How did Martin Scorsese get interested in Homebound?
I suppose the film spoke to him, as it did to you. Some emotions, like friendship, transcend language.
Will Scorsese’s presence boost Homebound’s chances of getting us the Oscar?
I don’t think so. If the Oscar comes to us, it would have to be for only one reason: the jury has to be moved by what they see.
Homebound is about the exceptional friendship between a Dalit and a Muslim fellow. What made you choose this story, or did the story choose you?
The credit goes to Somen Mishra, one of our producers of Homebound. I suppose the story chose me. When Basharat Peer reached out to Somen, he shared a piece with me that he wrote for the New York Times, and reading it moved me deeply. I saw in it the seed of something larger, something more profound that I felt compelled to explore—something that speaks to both my personal experience and the world at large.
It feels like a very personalised expression, one could almost feel the punch in the guts?

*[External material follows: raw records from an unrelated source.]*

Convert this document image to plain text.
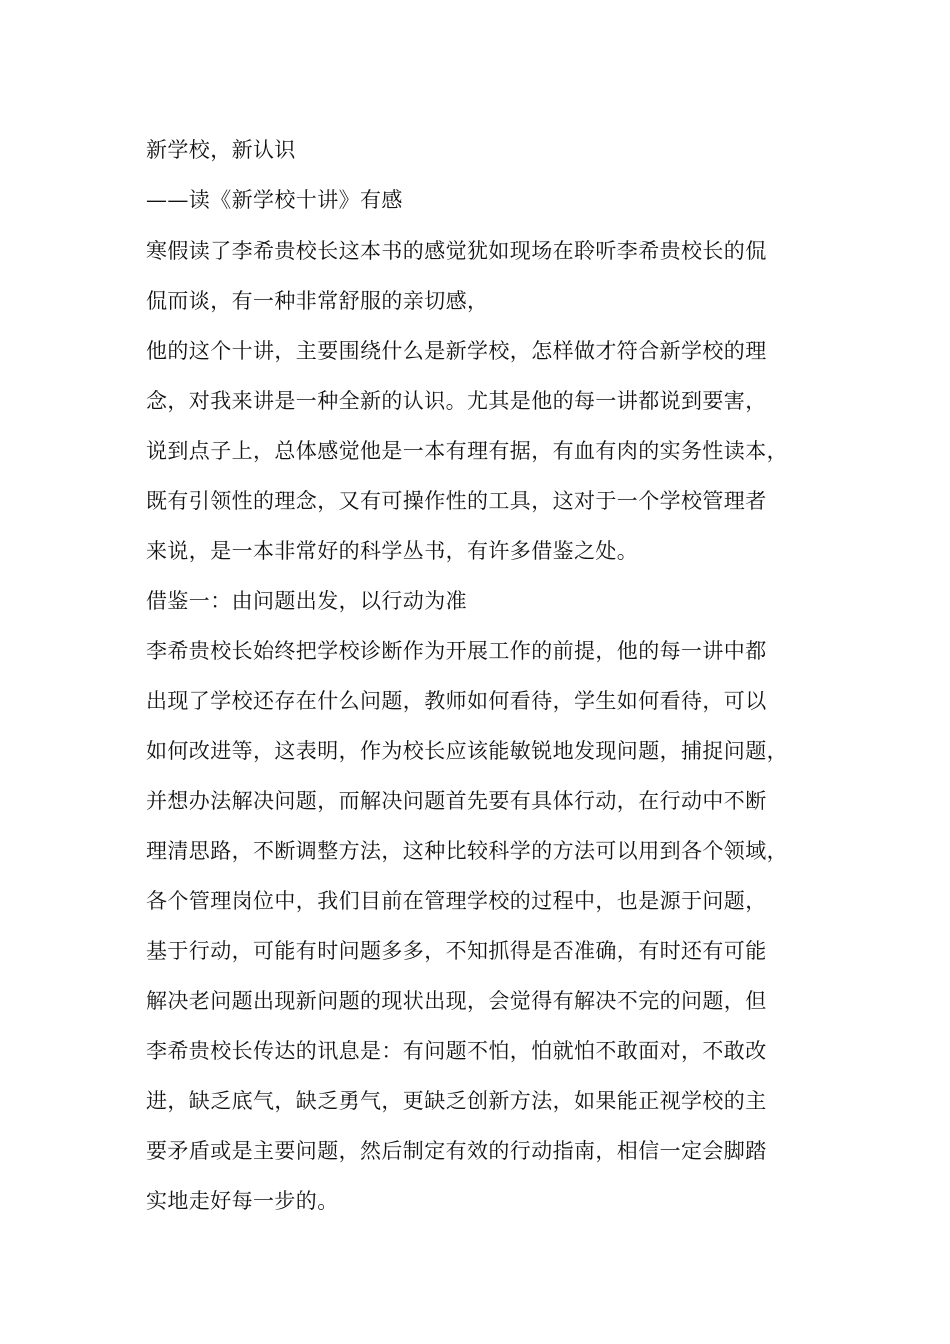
新学校，新认识
——读《新学校十讲》有感
寒假读了李希贵校长这本书的感觉犹如现场在聆听李希贵校长的侃
侃而谈，有一种非常舒服的亲切感，
他的这个十讲，主要围绕什么是新学校，怎样做才符合新学校的理
念，对我来讲是一种全新的认识。尤其是他的每一讲都说到要害，
说到点子上，总体感觉他是一本有理有据，有血有肉的实务性读本，
既有引领性的理念，又有可操作性的工具，这对于一个学校管理者
来说，是一本非常好的科学丛书，有许多借鉴之处。
借鉴一：由问题出发，以行动为准
李希贵校长始终把学校诊断作为开展工作的前提，他的每一讲中都
出现了学校还存在什么问题，教师如何看待，学生如何看待，可以
如何改进等，这表明，作为校长应该能敏锐地发现问题，捕捉问题，
并想办法解决问题，而解决问题首先要有具体行动，在行动中不断
理清思路，不断调整方法，这种比较科学的方法可以用到各个领域，
各个管理岗位中，我们目前在管理学校的过程中，也是源于问题，
基于行动，可能有时问题多多，不知抓得是否准确，有时还有可能
解决老问题出现新问题的现状出现，会觉得有解决不完的问题，但
李希贵校长传达的讯息是：有问题不怕，怕就怕不敢面对，不敢改
进，缺乏底气，缺乏勇气，更缺乏创新方法，如果能正视学校的主
要矛盾或是主要问题，然后制定有效的行动指南，相信一定会脚踏
实地走好每一步的。
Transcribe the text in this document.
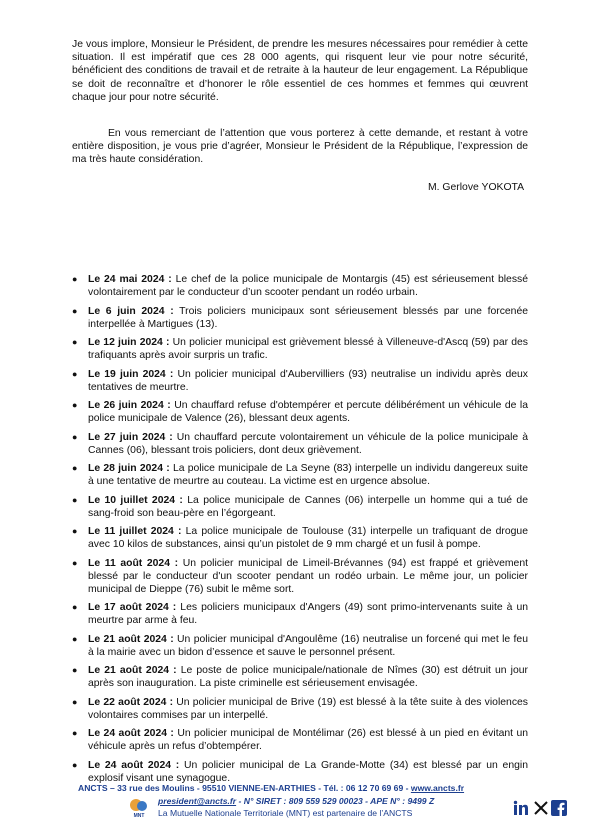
Je vous implore, Monsieur le Président, de prendre les mesures nécessaires pour remédier à cette situation. Il est impératif que ces 28 000 agents, qui risquent leur vie pour notre sécurité, bénéficient des conditions de travail et de retraite à la hauteur de leur engagement. La République se doit de reconnaître et d’honorer le rôle essentiel de ces hommes et femmes qui œuvrent chaque jour pour notre sécurité.

En vous remerciant de l’attention que vous porterez à cette demande, et restant à votre entière disposition, je vous prie d’agréer, Monsieur le Président de la République, l’expression de ma très haute considération.

M. Gerlove YOKOTA

● Le 24 mai 2024 : Le chef de la police municipale de Montargis (45) est sérieusement blessé volontairement par le conducteur d’un scooter pendant un rodéo urbain.
● Le 6 juin 2024 : Trois policiers municipaux sont sérieusement blessés par une forcenée interpellée à Martigues (13).
● Le 12 juin 2024 : Un policier municipal est grièvement blessé à Villeneuve-d'Ascq (59) par des trafiquants après avoir surpris un trafic.
● Le 19 juin 2024 : Un policier municipal d'Aubervilliers (93) neutralise un individu après deux tentatives de meurtre.
● Le 26 juin 2024 : Un chauffard refuse d'obtempérer et percute délibérément un véhicule de la police municipale de Valence (26), blessant deux agents.
● Le 27 juin 2024 : Un chauffard percute volontairement un véhicule de la police municipale à Cannes (06), blessant trois policiers, dont deux grièvement.
● Le 28 juin 2024 : La police municipale de La Seyne (83) interpelle un individu dangereux suite à une tentative de meurtre au couteau. La victime est en urgence absolue.
● Le 10 juillet 2024 : La police municipale de Cannes (06) interpelle un homme qui a tué de sang-froid son beau-père en l’égorgeant.
● Le 11 juillet 2024 : La police municipale de Toulouse (31) interpelle un trafiquant de drogue avec 10 kilos de substances, ainsi qu’un pistolet de 9 mm chargé et un fusil à pompe.
● Le 11 août 2024 : Un policier municipal de Limeil-Brévannes (94) est frappé et grièvement blessé par le conducteur d'un scooter pendant un rodéo urbain. Le même jour, un policier municipal de Dieppe (76) subit le même sort.
● Le 17 août 2024 : Les policiers municipaux d'Angers (49) sont primo-intervenants suite à un meurtre par arme à feu.
● Le 21 août 2024 : Un policier municipal d'Angoulême (16) neutralise un forcené qui met le feu à la mairie avec un bidon d’essence et sauve le personnel présent.
● Le 21 août 2024 : Le poste de police municipale/nationale de Nîmes (30) est détruit un jour après son inauguration. La piste criminelle est sérieusement envisagée.
● Le 22 août 2024 : Un policier municipal de Brive (19) est blessé à la tête suite à des violences volontaires commises par un interpellé.
● Le 24 août 2024 : Un policier municipal de Montélimar (26) est blessé à un pied en évitant un véhicule après un refus d’obtempérer.
● Le 24 août 2024 : Un policier municipal de La Grande-Motte (34) est blessé par un engin explosif visant une synagogue.

ANCTS – 33 rue des Moulins - 95510 VIENNE-EN-ARTHIES - Tél. : 06 12 70 69 69 - www.ancts.fr

MNT

president@ancts.fr - N° SIRET : 809 559 529 00023 - APE N° : 9499 Z

La Mutuelle Nationale Territoriale (MNT) est partenaire de l’ANCTS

We often reduce marginalised communities—whether defined by race, caste, religion, region, ideology, or sexuality—to mere statistics. While statistics are important, they can also be dehumanising. Numbers can create distance; they allow us to feel sympathy without responsibility, empathy without accountability. They can mask our apathy.
So are all your films going to touch on the question of the Dalit identity?
So the question becomes: if we don’t tell our own stories, who will? But it’s not like I go looking specifically for stories about caste. Often, the stories find me. My short film Juice, for example, came from observing the dynamics in my own home—it compelled me to question and respond to that status quo.